Néron Plantation Guadeloupe, France
Pierre Néron Beauclair founded the initial sugar plantation on his estate around 1740. Three decades later, the plantation would appear to have prospered. It covered 160 hectares and housed one hundred enslaved people in cabins located below the site. The site did not yet have a windmill. The plantation, then known as "Hussey" Plantation, was requisitioned for the duration of the Revolutionary period. It remained a large estate producing raw sugar and employing 142 planters.
In 1843, various installations were extensively damaged by an earthquake, the effects of which were felt particularly strongly at Le Moule.

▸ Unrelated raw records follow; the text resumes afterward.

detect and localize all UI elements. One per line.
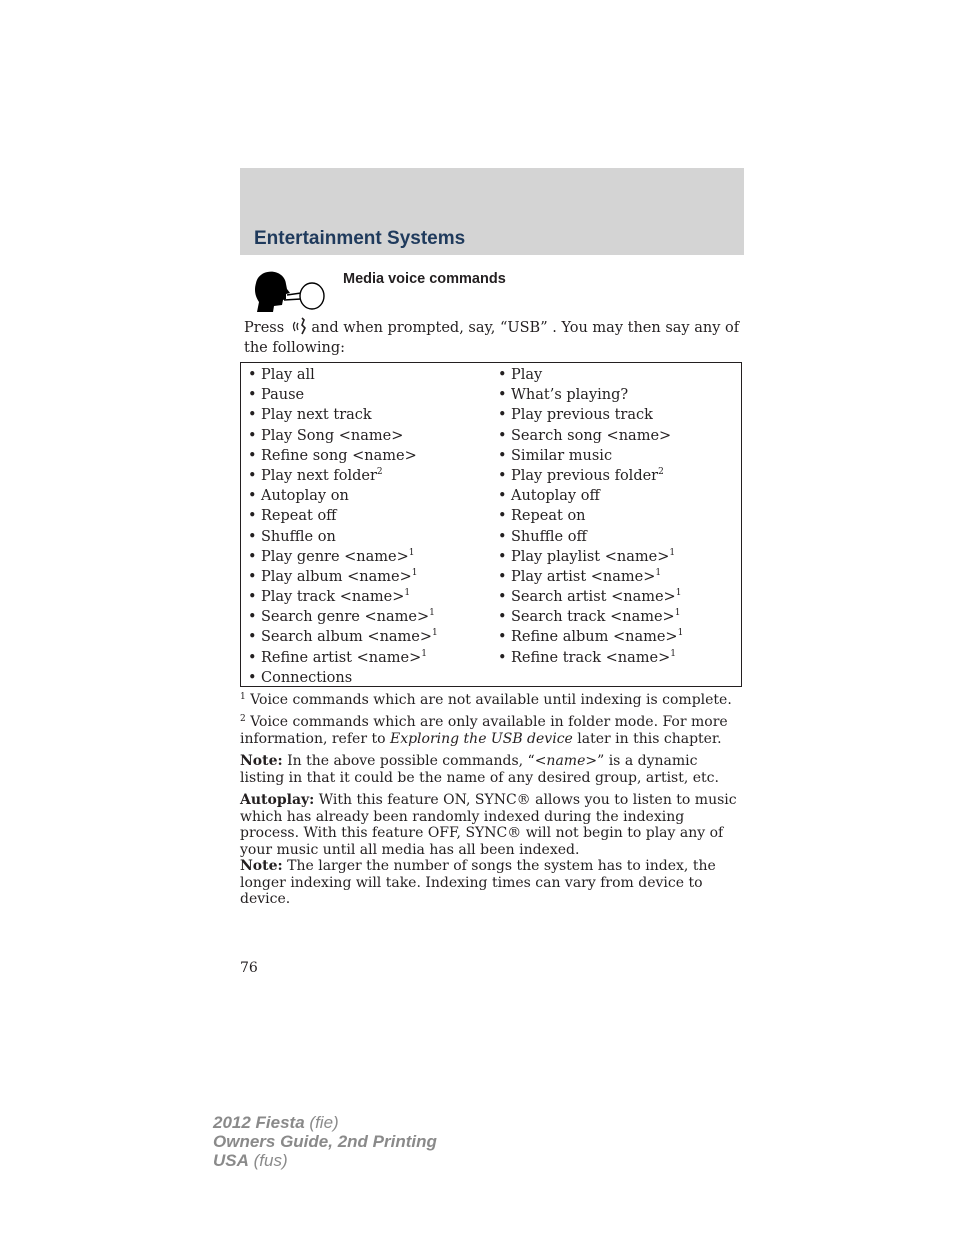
section-title: Entertainment Systems (254, 228, 466, 249)
intro-text-before: Press (244, 320, 285, 336)
usb-device-reference: Exploring the USB device (389, 731, 573, 747)
command-item: • Play previous folder$^2$ (498, 466, 664, 484)
command-item: • Play next folder$^2$ (248, 466, 383, 484)
command-item: • Refine artist <name>$^1$ (248, 648, 427, 666)
command-item: • Search genre <name>$^1$ (248, 608, 435, 626)
command-item: • Play track <name>$^1$ (248, 588, 411, 606)
note-indexing: Note: The larger the number of songs the system has to index, the longer indexing will take. Indexing times can vary from device to device. (240, 858, 716, 907)
note-name-placeholder: Note: In the above possible commands, “<name>” is a dynamic listing in that it could be the name of any desired group, artist, etc. (240, 753, 719, 786)
command-item: • What’s playing? (498, 387, 629, 404)
command-item: • Repeat on (498, 508, 586, 525)
command-item: • Autoplay off (498, 488, 600, 505)
intro-paragraph (244, 317, 744, 358)
voice-command-speaker-icon (254, 270, 326, 312)
command-item: • Play playlist <name>$^1$ (498, 547, 676, 565)
command-item: • Play Song <name> (248, 427, 404, 444)
command-item: • Shuffle off (498, 528, 587, 545)
command-item: • Refine album <name>$^1$ (498, 628, 684, 646)
command-item: • Search track <name>$^1$ (498, 608, 681, 626)
footnote-2: $^2$ Voice commands which are only available in folder mode. For more information, refer to Exploring the USB device later in this chapter. (240, 714, 728, 747)
command-item: • Repeat off (248, 508, 337, 525)
voice-button-icon (289, 317, 307, 335)
command-item: • Shuffle on (248, 528, 336, 545)
command-item: • Play all (248, 367, 315, 383)
command-item: • Refine song <name> (248, 447, 417, 464)
command-item: • Play album <name>$^1$ (248, 567, 418, 585)
command-item: • Connections (248, 669, 353, 686)
command-item: • Search album <name>$^1$ (248, 628, 438, 646)
autoplay-paragraph: Autoplay: With this feature ON, SYNC® allows you to listen to music which has already been randomly indexed during the indexing process. With this feature OFF, SYNC® will not begin to play any of your music until all media has all been indexed. (240, 792, 737, 858)
command-item: • Play (498, 367, 543, 383)
command-item: • Play previous track (498, 407, 653, 424)
subheading: Media voice commands (343, 271, 506, 287)
command-item: • Autoplay on (248, 488, 349, 505)
commands-left-column (248, 365, 438, 688)
command-item: • Search artist <name>$^1$ (498, 588, 682, 606)
footnote-1: $^1$ Voice commands which are not available until indexing is complete. (240, 692, 732, 708)
command-item: • Play next track (248, 407, 372, 424)
page-number: 76 (240, 960, 258, 976)
document-footer: 2012 Fiesta (fie) Owners Guide, 2nd Printing USA (fus) (213, 1113, 437, 1170)
command-item: • Similar music (498, 447, 613, 464)
command-item: • Play genre <name>$^1$ (248, 547, 415, 565)
voice-commands-table (240, 362, 742, 687)
command-item: • Search song <name> (498, 427, 672, 444)
commands-right-column (498, 365, 683, 668)
command-item: • Play artist <name>$^1$ (498, 567, 662, 585)
intro-text-after: and when prompted, say, “USB” . You may then say any of the following: (244, 320, 740, 356)
command-item: • Pause (248, 387, 305, 404)
command-item: • Refine track <name>$^1$ (498, 648, 676, 666)
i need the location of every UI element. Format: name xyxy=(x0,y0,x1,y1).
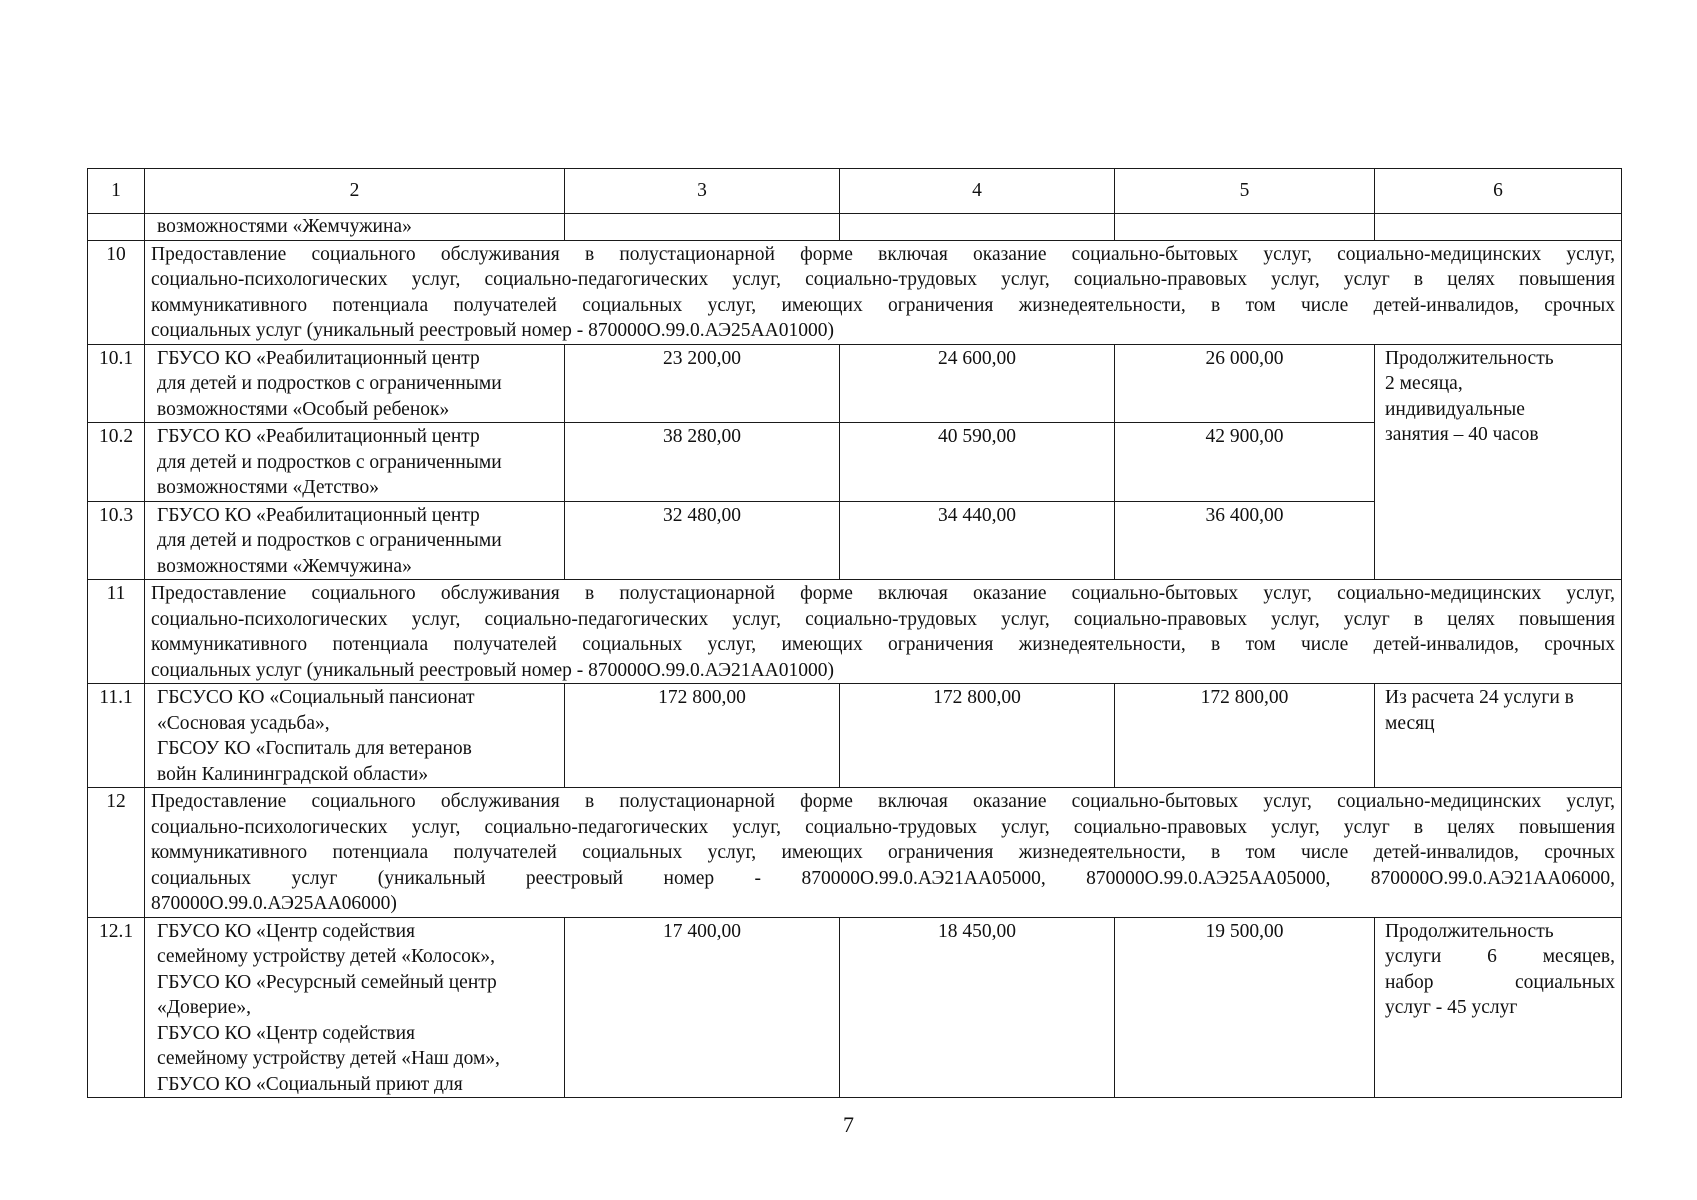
price-2023: 36 400,00 xyxy=(1115,501,1375,580)
column-number-row xyxy=(88,169,1622,214)
note-cell xyxy=(1375,917,1622,1098)
section-text-line: Предоставление социального обслуживания в полустационарной форме включая оказание социально-бытовых услуг, социально-медицинских услуг, xyxy=(151,243,1615,265)
provider-name-line: ГБУСО КО «Социальный приют для xyxy=(157,1073,463,1095)
section-text-line: социальных услуг (уникальный реестровый номер - 870000О.99.0.АЭ21АА05000, 870000О.99.0.АЭ25АА05000, 870000О.99.0.АЭ21АА06000, xyxy=(151,867,1615,889)
section-row-10 xyxy=(88,240,1622,344)
provider-name-line: войн Калининградской области» xyxy=(157,763,429,785)
price-2021: 17 400,00 xyxy=(565,917,840,1098)
note-line: набор социальных xyxy=(1385,971,1615,993)
row-number: 12.1 xyxy=(88,917,145,1098)
provider-name-line: ГБУСО КО «Реабилитационный центр xyxy=(157,504,480,526)
provider-name-line: ГБУСО КО «Ресурсный семейный центр xyxy=(157,971,497,993)
column-number-4: 4 xyxy=(840,169,1115,214)
column-number-3: 3 xyxy=(565,169,840,214)
note-line: месяц xyxy=(1385,712,1435,734)
row-number: 10 xyxy=(88,240,145,344)
provider-name-line: ГБУСО КО «Реабилитационный центр xyxy=(157,426,480,447)
provider-name-line: ГБСУСО КО «Социальный пансионат xyxy=(157,687,475,708)
price-2023: 26 000,00 xyxy=(1115,344,1375,423)
provider-name xyxy=(145,917,565,1098)
section-text-line: социально-психологических услуг, социально-педагогических услуг, социально-трудовых услуг, социально-правовых услуг, услуг в целях повышения xyxy=(151,816,1615,838)
document-page xyxy=(87,168,1621,1098)
note-line: Из расчета 24 услуги в xyxy=(1385,687,1574,708)
provider-name xyxy=(145,344,565,423)
provider-name-line: «Доверие», xyxy=(157,997,252,1018)
row-number: 12 xyxy=(88,788,145,918)
price-2023: 42 900,00 xyxy=(1115,423,1375,502)
section-text-line: Предоставление социального обслуживания в полустационарной форме включая оказание социально-бытовых услуг, социально-медицинских услуг, xyxy=(151,583,1615,604)
row-number: 11 xyxy=(88,580,145,684)
note-line: услуг - 45 услуг xyxy=(1385,997,1518,1018)
row-number: 10.2 xyxy=(88,423,145,502)
note-cell xyxy=(1375,214,1622,241)
note-cell xyxy=(1375,344,1622,580)
provider-name xyxy=(145,501,565,580)
section-text-line: социально-психологических услуг, социально-педагогических услуг, социально-трудовых услуг, социально-правовых услуг, услуг в целях повышения xyxy=(151,608,1615,630)
row-number: 10.3 xyxy=(88,501,145,580)
provider-name-line: ГБУСО КО «Реабилитационный центр xyxy=(157,347,480,369)
row-number: 11.1 xyxy=(88,684,145,788)
provider-name-line: для детей и подростков с ограниченными xyxy=(157,530,502,551)
section-text-line: 870000О.99.0.АЭ25АА06000) xyxy=(151,893,397,914)
provider-name-line: ГБУСО КО «Центр содействия xyxy=(157,920,415,942)
section-description xyxy=(145,580,1622,684)
provider-name xyxy=(145,423,565,502)
section-text-line: коммуникативного потенциала получателей социальных услуг, имеющих ограничения жизнедеятельности, в том числе детей-инвалидов, срочных xyxy=(151,634,1615,655)
section-row-11 xyxy=(88,580,1622,684)
section-description xyxy=(145,788,1622,918)
provider-name-line: «Сосновая усадьба», xyxy=(157,712,330,734)
provider-name-line: возможностями «Особый ребенок» xyxy=(157,398,450,420)
price-2022: 18 450,00 xyxy=(840,917,1115,1098)
row-number xyxy=(88,214,145,241)
provider-name-line: семейному устройству детей «Колосок», xyxy=(157,946,496,967)
price-2022: 24 600,00 xyxy=(840,344,1115,423)
price-2021: 23 200,00 xyxy=(565,344,840,423)
provider-name-line: ГБСОУ КО «Госпиталь для ветеранов xyxy=(157,738,472,759)
note-line: индивидуальные xyxy=(1385,398,1525,420)
provider-name-line: семейному устройству детей «Наш дом», xyxy=(157,1048,500,1069)
section-text-line: коммуникативного потенциала получателей социальных услуг, имеющих ограничения жизнедеятельности, в том числе детей-инвалидов, срочных xyxy=(151,294,1615,316)
provider-name-line: для детей и подростков с ограниченными xyxy=(157,451,502,473)
page-number: 7 xyxy=(843,1112,854,1137)
table-row-10-1 xyxy=(88,344,1622,423)
value-cell xyxy=(565,214,840,241)
value-cell xyxy=(840,214,1115,241)
note-cell xyxy=(1375,684,1622,788)
price-2021: 38 280,00 xyxy=(565,423,840,502)
provider-name xyxy=(145,684,565,788)
price-2022: 40 590,00 xyxy=(840,423,1115,502)
column-number-6: 6 xyxy=(1375,169,1622,214)
value-cell xyxy=(1115,214,1375,241)
tariff-table xyxy=(87,168,1622,1098)
note-line: занятия – 40 часов xyxy=(1385,424,1539,445)
provider-name-line: возможностями «Жемчужина» xyxy=(157,216,412,237)
price-2021: 32 480,00 xyxy=(565,501,840,580)
provider-name-line: возможностями «Детство» xyxy=(157,477,379,498)
section-text-line: социальных услуг (уникальный реестровый номер - 870000О.99.0.АЭ25АА01000) xyxy=(151,320,834,341)
section-text-line: социально-психологических услуг, социально-педагогических услуг, социально-трудовых услуг, социально-правовых услуг, услуг в целях повышения xyxy=(151,269,1615,290)
price-2021: 172 800,00 xyxy=(565,684,840,788)
provider-name-line: для детей и подростков с ограниченными xyxy=(157,373,502,394)
price-2022: 172 800,00 xyxy=(840,684,1115,788)
column-number-5: 5 xyxy=(1115,169,1375,214)
section-row-12 xyxy=(88,788,1622,918)
section-description xyxy=(145,240,1622,344)
provider-name xyxy=(145,214,565,241)
note-line: Продолжительность xyxy=(1385,920,1554,942)
section-text-line: коммуникативного потенциала получателей социальных услуг, имеющих ограничения жизнедеятельности, в том числе детей-инвалидов, срочных xyxy=(151,842,1615,863)
section-text-line: социальных услуг (уникальный реестровый номер - 870000О.99.0.АЭ21АА01000) xyxy=(151,659,834,681)
section-text-line: Предоставление социального обслуживания в полустационарной форме включая оказание социально-бытовых услуг, социально-медицинских услуг, xyxy=(151,791,1615,812)
continuation-row xyxy=(88,214,1622,241)
column-number-2: 2 xyxy=(145,169,565,214)
provider-name-line: возможностями «Жемчужина» xyxy=(157,555,412,577)
column-number-1: 1 xyxy=(88,169,145,214)
price-2022: 34 440,00 xyxy=(840,501,1115,580)
note-line: 2 месяца, xyxy=(1385,373,1463,394)
note-line: услуги 6 месяцев, xyxy=(1385,946,1615,967)
price-2023: 172 800,00 xyxy=(1115,684,1375,788)
table-row-11-1 xyxy=(88,684,1622,788)
note-line: Продолжительность xyxy=(1385,347,1554,369)
provider-name-line: ГБУСО КО «Центр содействия xyxy=(157,1022,415,1044)
price-2023: 19 500,00 xyxy=(1115,917,1375,1098)
table-row-12-1 xyxy=(88,917,1622,1098)
row-number: 10.1 xyxy=(88,344,145,423)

In 1852, several years after the abolition of slavery, the plantation employed 81 daily workers. Sugar production declined progressively. In 1912, the plantation-sugar refinery was converted into a large distillery. Néron rum would be produced up until 1966.
The remains that can be seen nowadays make up an almost complete assembly of the twentieth-century distillery. Its windmill tower is the only building still standing today to have been built before the abolition of slavery.
A network of several ponds linked by canals still lies to the west of the plantation's buildings. These hydraulic installations were dug to provide a water supply for the sugar refinery, and subsequently, the distillery. The slave cabins would have been installed near these ponds, below the main house.
Néron Plantation is part of the Slave Route—Traces of Memory network organized by the Conseil Général of Guadeloupe.